A friction compensation approach of a 6 axis hybrid robot by considering joint inertia change
Qi Liu,
Sitong Shen,
Yue Ma,
Bin Li
Affiliations
Qi Liu
Tianjin Key Laboratory for Advanced Mechatronic System Design and Intelligent Control, School of Mechanical Engineering, Tianjin University of Technology, Tianjin 300384, China; National Demonstration Center for Experimental Mechanical and Electrical Engineering Education, Tianjin University of Technology, Tianjin 300384, China
Sitong Shen
Tianjin Key Laboratory for Advanced Mechatronic System Design and Intelligent Control, School of Mechanical Engineering, Tianjin University of Technology, Tianjin 300384, China; National Demonstration Center for Experimental Mechanical and Electrical Engineering Education, Tianjin University of Technology, Tianjin 300384, China
Yue Ma
Tianjin Key Laboratory for Advanced Mechatronic System Design and Intelligent Control, School of Mechanical Engineering, Tianjin University of Technology, Tianjin 300384, China; National Demonstration Center for Experimental Mechanical and Electrical Engineering Education, Tianjin University of Technology, Tianjin 300384, China
Bin Li
Tianjin Key Laboratory for Advanced Mechatronic System Design and Intelligent Control, School of Mechanical Engineering, Tianjin University of Technology, Tianjin 300384, China; National Demonstration Center for Experimental Mechanical and Electrical Engineering Education, Tianjin University of Technology, Tianjin 300384, China; Corresponding author
Summary: The feedforward compensation based on friction model is an effective way to reduce the influence of friction on mechanical system.
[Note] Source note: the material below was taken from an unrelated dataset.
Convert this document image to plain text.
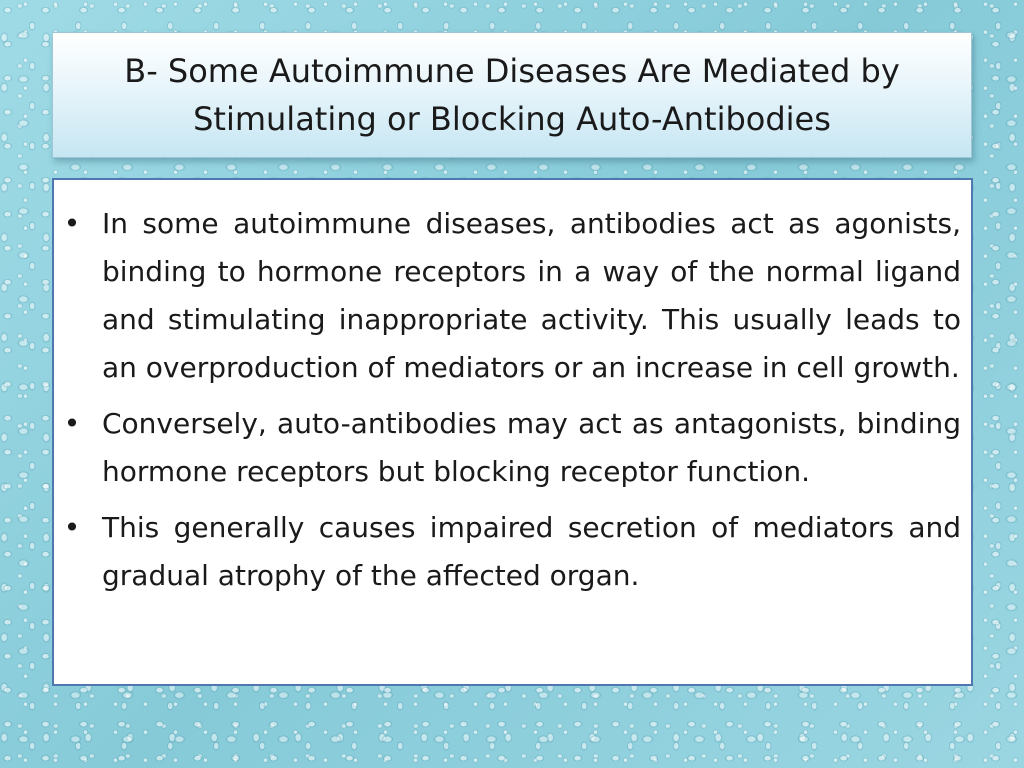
B- Some Autoimmune Diseases Are Mediated by Stimulating or Blocking Auto-Antibodies
• In some autoimmune diseases, antibodies act as agonists, binding to hormone receptors in a way of the normal ligand and stimulating inappropriate activity. This usually leads to an overproduction of mediators or an increase in cell growth.
• Conversely, auto-antibodies may act as antagonists, binding hormone receptors but blocking receptor function.
• This generally causes impaired secretion of mediators and gradual atrophy of the affected organ.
This paper presents an approach for friction compensation by considering the inertia change of the actuated joints of a 6-axis hybrid robot named TriMule. First, the tracking errors of each actuated joint of the parallel mechanism at high and low inertia configurations are displayed. Then, a compensation approach considering inertia change is developed by introducing the inertia term of the joint driving force into the traditional Stribeck model as thrust. Furthermore, the improved approach based on radial basis function interpolation without using the dynamic model is proposed, which has a simple calculation expression and acceptable compensation effect. Experiment results on a prototype machine show that compared to otherwise similar compensation method not considering joint inertia change, the tracking accuracy can be improved up to 25.73% at high inertia configurations.